In the inference server space, vLLM and SGLang continue their arms race. Recent 7-GPU mixed Blackwell and Ada benchmarks show vLLM winning on long-context prefill, while SGLang matches it on pure Blackwell setups but crashes when mixing GPU architectures. If you're building a mixed-generation GPU inference rig, vLLM is the safer bet.

And now the hardware. Let's talk numbers.

RTX 5090 street pricing is settling between thirty-six hundred and forty-one hundred dollars, with stock now consistently available at Best Buy and Walmart. The MSI Suprim Liquid SOC is thirty-eight hundred, the ASUS ROG Astral is thirty-nine hundred. Availability is better than launch, but premium AIB cards still command a markup.

The RTX PRO 6000 Blackwell with 96 gigs of GDDR7 is now shipping through PNY and European resellers at roughly ten and a half to eleven thousand dollars. That's the workstation card to watch for large model inference if you need more than 32 gigs of VRAM in a single slot.

On the value side, Ahmad Osman posted what might be the best reminder of the week: two used RTX 3090s at 700 to 900 dollars each — that's under two grand for 48 gigs of VRAM — paired with Qwen 3.6 27B and a self-hosted SearXNG gives you what he calls "Opus 4.5 at home." He's not wrong. Used 3090s remain the price-to-performance king for local AI.

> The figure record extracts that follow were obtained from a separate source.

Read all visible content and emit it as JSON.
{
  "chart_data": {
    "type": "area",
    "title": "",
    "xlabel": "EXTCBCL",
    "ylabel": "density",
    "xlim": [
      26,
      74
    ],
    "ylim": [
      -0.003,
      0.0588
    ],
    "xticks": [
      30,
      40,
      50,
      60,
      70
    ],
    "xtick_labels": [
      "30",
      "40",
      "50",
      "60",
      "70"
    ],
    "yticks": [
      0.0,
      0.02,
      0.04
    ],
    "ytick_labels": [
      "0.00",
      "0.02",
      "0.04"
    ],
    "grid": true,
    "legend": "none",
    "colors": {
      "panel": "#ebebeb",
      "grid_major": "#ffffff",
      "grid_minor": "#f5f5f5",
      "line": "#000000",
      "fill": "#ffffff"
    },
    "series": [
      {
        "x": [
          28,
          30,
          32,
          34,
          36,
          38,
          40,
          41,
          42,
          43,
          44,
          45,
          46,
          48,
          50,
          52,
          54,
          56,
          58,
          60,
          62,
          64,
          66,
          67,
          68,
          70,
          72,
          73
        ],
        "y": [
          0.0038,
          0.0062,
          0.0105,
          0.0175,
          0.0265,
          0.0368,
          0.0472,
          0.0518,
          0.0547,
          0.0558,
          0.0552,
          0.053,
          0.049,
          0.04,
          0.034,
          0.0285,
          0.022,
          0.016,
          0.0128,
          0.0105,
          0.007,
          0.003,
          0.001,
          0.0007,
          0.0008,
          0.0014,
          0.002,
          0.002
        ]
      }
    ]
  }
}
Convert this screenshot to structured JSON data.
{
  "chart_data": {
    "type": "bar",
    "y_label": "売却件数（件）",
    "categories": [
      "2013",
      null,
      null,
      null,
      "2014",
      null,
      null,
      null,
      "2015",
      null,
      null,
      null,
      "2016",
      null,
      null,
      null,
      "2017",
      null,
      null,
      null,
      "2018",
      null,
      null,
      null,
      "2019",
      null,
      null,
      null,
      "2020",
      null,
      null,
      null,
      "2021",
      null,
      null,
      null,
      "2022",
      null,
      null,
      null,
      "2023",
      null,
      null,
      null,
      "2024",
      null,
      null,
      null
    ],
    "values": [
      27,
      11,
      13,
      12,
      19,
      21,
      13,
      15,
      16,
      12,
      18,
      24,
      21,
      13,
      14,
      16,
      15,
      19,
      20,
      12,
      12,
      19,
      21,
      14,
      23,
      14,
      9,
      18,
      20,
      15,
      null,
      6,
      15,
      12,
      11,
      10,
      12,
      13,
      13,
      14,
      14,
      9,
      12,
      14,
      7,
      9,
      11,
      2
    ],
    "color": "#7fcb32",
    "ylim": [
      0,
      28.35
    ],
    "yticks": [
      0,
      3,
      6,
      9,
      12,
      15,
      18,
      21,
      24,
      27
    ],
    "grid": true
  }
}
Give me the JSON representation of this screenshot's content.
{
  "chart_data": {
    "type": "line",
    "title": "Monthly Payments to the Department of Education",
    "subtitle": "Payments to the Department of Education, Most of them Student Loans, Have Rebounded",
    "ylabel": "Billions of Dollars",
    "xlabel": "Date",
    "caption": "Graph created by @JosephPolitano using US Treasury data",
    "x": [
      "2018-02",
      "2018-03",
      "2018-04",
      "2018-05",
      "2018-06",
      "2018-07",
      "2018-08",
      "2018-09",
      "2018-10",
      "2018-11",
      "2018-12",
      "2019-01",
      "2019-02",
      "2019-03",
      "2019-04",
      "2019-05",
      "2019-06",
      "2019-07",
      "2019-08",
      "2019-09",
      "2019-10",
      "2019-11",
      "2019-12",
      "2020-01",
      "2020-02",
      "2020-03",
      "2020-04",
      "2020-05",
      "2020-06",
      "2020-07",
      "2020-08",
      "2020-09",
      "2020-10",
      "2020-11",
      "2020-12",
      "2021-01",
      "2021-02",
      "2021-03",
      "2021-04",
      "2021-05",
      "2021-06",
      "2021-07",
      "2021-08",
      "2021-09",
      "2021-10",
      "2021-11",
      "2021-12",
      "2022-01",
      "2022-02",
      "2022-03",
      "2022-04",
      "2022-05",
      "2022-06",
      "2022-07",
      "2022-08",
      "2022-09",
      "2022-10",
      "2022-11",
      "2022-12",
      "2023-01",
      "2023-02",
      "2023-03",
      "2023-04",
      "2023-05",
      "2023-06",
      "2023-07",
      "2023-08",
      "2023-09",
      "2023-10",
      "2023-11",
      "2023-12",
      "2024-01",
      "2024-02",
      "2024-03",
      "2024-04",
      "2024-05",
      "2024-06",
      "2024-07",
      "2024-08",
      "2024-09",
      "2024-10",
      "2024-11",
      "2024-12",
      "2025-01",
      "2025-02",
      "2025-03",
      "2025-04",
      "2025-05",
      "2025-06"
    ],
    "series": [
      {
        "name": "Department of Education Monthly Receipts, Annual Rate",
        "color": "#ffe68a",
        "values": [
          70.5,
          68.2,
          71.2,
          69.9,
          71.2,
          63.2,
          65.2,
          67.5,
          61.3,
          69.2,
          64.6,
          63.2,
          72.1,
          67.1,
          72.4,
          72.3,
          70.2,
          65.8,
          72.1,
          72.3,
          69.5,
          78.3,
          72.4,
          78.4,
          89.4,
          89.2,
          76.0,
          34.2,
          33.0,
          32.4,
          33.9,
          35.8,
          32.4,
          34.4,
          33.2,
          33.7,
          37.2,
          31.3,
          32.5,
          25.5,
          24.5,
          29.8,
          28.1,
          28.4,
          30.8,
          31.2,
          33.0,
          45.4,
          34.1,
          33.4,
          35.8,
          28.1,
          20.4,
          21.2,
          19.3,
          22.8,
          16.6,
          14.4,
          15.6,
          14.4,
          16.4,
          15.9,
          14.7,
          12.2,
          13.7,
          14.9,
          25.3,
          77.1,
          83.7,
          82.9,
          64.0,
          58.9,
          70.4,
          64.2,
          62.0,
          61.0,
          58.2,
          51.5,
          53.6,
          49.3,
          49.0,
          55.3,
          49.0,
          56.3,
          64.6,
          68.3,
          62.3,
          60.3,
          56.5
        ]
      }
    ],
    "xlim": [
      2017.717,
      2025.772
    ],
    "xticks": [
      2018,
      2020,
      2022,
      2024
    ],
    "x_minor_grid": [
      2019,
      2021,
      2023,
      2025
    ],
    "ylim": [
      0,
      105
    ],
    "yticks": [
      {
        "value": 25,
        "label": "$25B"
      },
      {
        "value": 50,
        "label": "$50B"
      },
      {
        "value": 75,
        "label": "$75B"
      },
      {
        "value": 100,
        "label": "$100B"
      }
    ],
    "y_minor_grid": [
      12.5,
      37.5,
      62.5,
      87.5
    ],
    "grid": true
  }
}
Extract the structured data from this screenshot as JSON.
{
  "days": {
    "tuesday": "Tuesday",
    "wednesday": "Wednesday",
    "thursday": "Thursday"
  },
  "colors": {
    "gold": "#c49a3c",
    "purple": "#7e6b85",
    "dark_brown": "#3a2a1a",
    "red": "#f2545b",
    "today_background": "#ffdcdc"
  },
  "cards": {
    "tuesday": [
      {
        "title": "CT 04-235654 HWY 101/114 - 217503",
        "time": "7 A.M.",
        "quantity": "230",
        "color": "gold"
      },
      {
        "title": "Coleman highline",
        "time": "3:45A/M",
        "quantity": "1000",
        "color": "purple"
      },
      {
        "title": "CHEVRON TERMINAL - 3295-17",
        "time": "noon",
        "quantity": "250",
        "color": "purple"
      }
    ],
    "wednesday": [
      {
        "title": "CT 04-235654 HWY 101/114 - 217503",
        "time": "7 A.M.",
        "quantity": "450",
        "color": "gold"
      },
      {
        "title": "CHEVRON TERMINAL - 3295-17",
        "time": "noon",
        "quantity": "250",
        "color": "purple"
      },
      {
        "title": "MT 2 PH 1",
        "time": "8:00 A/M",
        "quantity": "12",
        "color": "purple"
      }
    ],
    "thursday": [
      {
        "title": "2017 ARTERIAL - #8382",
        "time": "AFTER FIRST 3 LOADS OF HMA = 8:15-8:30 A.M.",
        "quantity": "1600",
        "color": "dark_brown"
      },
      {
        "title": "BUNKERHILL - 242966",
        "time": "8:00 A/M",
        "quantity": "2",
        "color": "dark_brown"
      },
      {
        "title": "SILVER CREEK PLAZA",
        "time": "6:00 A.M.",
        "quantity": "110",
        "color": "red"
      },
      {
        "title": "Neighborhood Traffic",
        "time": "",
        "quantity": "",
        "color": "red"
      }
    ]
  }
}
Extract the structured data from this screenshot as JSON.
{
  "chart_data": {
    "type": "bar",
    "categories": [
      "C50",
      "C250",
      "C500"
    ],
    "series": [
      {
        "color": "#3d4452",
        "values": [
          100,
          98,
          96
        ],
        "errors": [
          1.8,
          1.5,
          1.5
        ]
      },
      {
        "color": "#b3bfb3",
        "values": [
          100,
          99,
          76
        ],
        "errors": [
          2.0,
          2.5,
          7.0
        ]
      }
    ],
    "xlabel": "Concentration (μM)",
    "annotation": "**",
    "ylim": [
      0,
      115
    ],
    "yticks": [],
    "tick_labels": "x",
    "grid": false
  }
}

Used 4090s are running fourteen to eighteen hundred, making them compelling for efficiency but harder to stack in multi-GPU builds on a budget.

Mac Studio M3 Ultra with up to 256 gigs of unified memory is shipping but still lacks public MLX inference benchmarks. Extrapolating from M3 Max numbers, we're probably looking at sixty to ninety-plus tokens per second on 70B-class 4-bit models, with massive context windows thanks to that unified pool.

A practical note on monetization: Vast.ai reports verified 4090 rigs can earn 700 to over fourteen hundred dollars per month renting idle GPU time. For anyone hesitating on a multi-GPU build, the rental math may close the gap faster than you think.

That's your local AI briefing for May 20. The key takeaway: llama.cpp MTP is here, Mac inference just got unified under MLX, and two used 3090s still beats almost everything else in value.